Des médecins nés à l'étranger, hautement formés et éduqués, ne peuvent toujours pas exercer aux États-Unis

Le docteur Michelle Bholat (à gauche) en compagnie des docteurs Luis Zúñiga (au centre) et Félix Argueta (à droite), participant au Programme international des diplômés en médecine de l'UCLA en juin 2017. Le dr. Bholat est l'une des cofondatrices du programme. Les médecins nés à l'étranger Zúñiga et Argueta doivent faire partie du programme de résidence en 2019 et travailler pendant quelques années dans des régions mal desservies. Crédit: Avec l'aimable autorisation de UCLA Health

Ce billet de Joey Peters, paru à l’ origine sur PRI.org le 28 mars 2018, est republié ici dans le cadre d'un partenariat entre PRI et Global Voices.

Consuelo López de Padilla présente le profil d'un médecin avec une formation médicale de haut niveau.

Elle a passé 15 ans dans son Venezuela natal à étudier la médecine et à travailler comme médecin. En 2001, elle a quitté les collines andines de son pays natal pour les plaines glaciales du sud du Minnesota pour passer trois ans à faire de la recherche dans l'un des centres de santé les plus prestigieux au monde, la Mayo Clinic.

Mais après avoir fondé une famille aux États-Unis, elle n'est jamais revenue au Venezuela. Il ne lui a jamais non plus été possible de travailler comme médecin.

Même si elle a mené à bien au Venezuela il y a des années les procédures pour obtenir la résidence aux États-Unis, López de Padilla doit recommencer si elle veut pratiquer la médecine familiale ici. Pendant des années, elle a eu du mal à trouver un autre programme.

“J'aimerais ne pas avoir à le faire, mais à ce stade, c'est le système”, a-t-elle dit.
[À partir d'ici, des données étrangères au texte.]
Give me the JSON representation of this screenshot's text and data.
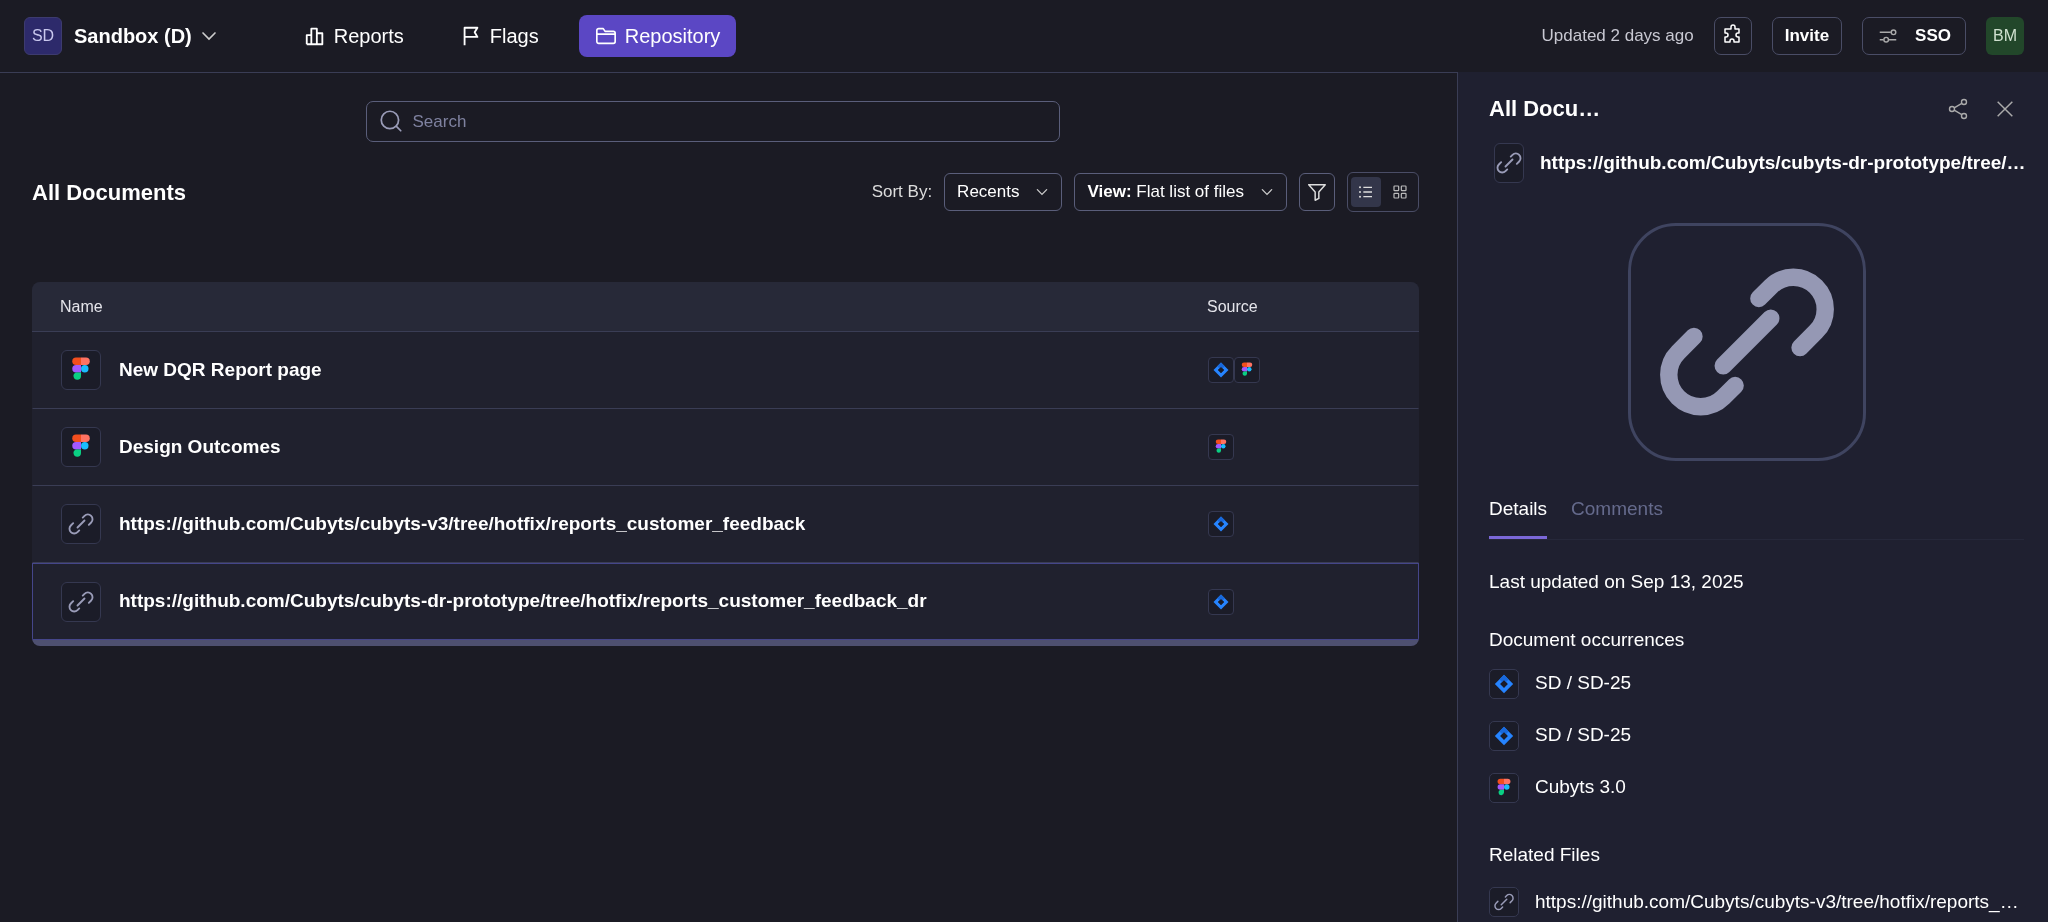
{
  "workspace": {
    "initials": "SD",
    "name": "Sandbox (D)"
  },
  "nav": [
    {
      "kind": "chart",
      "label": "Reports",
      "selected": false
    },
    {
      "kind": "flag",
      "label": "Flags",
      "selected": false
    },
    {
      "kind": "folder",
      "label": "Repository",
      "selected": true
    }
  ],
  "header_right": {
    "updated": "Updated 2 days ago",
    "invite": "Invite",
    "sso": "SSO",
    "avatar": "BM"
  },
  "search": {
    "placeholder": "Search"
  },
  "page_title": "All Documents",
  "sort": {
    "label": "Sort By:",
    "value": "Recents"
  },
  "view": {
    "label": "View:",
    "value": "Flat list of files"
  },
  "layout_toggle": [
    {
      "kind": "list",
      "selected": true
    },
    {
      "kind": "grid",
      "selected": false
    }
  ],
  "table": {
    "columns": [
      "Name",
      "Source"
    ],
    "rows": [
      {
        "kind": "figma",
        "name": "New DQR Report page",
        "sources": [
          {
            "kind": "jira"
          },
          {
            "kind": "figma"
          }
        ],
        "selected": false
      },
      {
        "kind": "figma",
        "name": "Design Outcomes",
        "sources": [
          {
            "kind": "figma"
          }
        ],
        "selected": false
      },
      {
        "kind": "link",
        "name": "https://github.com/Cubyts/cubyts-v3/tree/hotfix/reports_customer_feedback",
        "sources": [
          {
            "kind": "jira"
          }
        ],
        "selected": false
      },
      {
        "kind": "link",
        "name": "https://github.com/Cubyts/cubyts-dr-prototype/tree/hotfix/reports_customer_feedback_dr",
        "sources": [
          {
            "kind": "jira"
          }
        ],
        "selected": true
      }
    ]
  },
  "panel": {
    "title": "All Docu…",
    "file": {
      "kind": "link",
      "name": "https://github.com/Cubyts/cubyts-dr-prototype/tree/…"
    },
    "tabs": [
      {
        "label": "Details",
        "selected": true
      },
      {
        "label": "Comments",
        "selected": false
      }
    ],
    "last_updated": "Last updated on Sep 13, 2025",
    "occurrences_title": "Document occurrences",
    "occurrences": [
      {
        "kind": "jira",
        "label": "SD / SD-25"
      },
      {
        "kind": "jira",
        "label": "SD / SD-25"
      },
      {
        "kind": "figma",
        "label": "Cubyts 3.0"
      }
    ],
    "related_title": "Related Files",
    "related": [
      {
        "kind": "link",
        "label": "https://github.com/Cubyts/cubyts-v3/tree/hotfix/reports_…"
      }
    ]
  }
}
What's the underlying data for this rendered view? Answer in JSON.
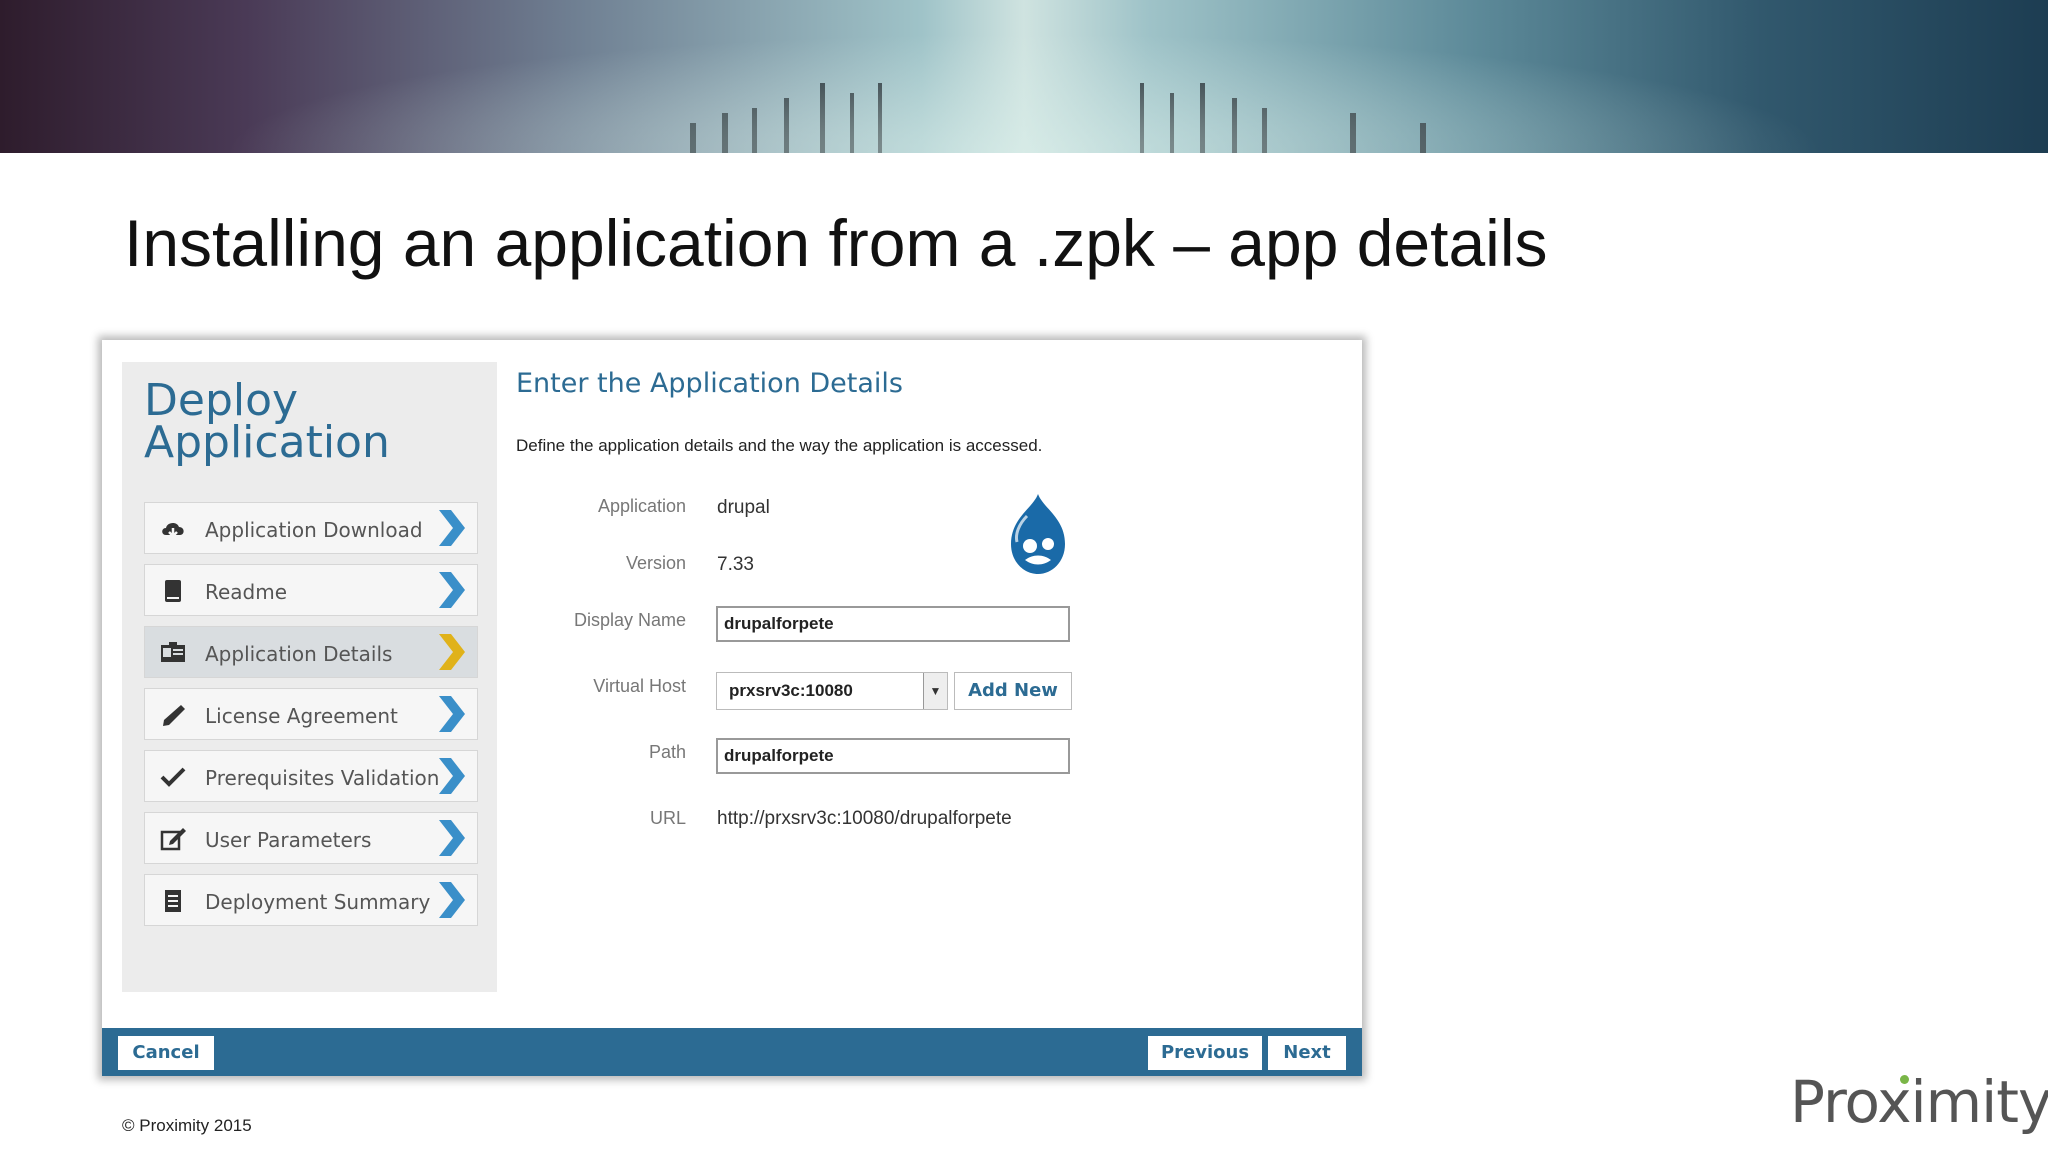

Selon la coalition Massachusetts Immigrant and Refugee Advocacy (Plaidoyer pour les immigrants et les réfugiés du Massachusetts), il y a au moins de 65 000 médecins formés à l'étranger non munis de la licence pour être autorisés à exercer aux États-Unis. Pendant ce temps, de nombreuses organisations prévoient des pénuries de médecins dans les années à venir. Une étude de 2017 de l'Association des collèges médicaux américains, par exemple, prévoit un déficit de 100 000 médecins d'ici 2030. Comme les régions mal desservies continuent de croître, certains États constatent que les médecins formés à l'étranger sans licence d'exercer sont essentiels pour résoudre le problème.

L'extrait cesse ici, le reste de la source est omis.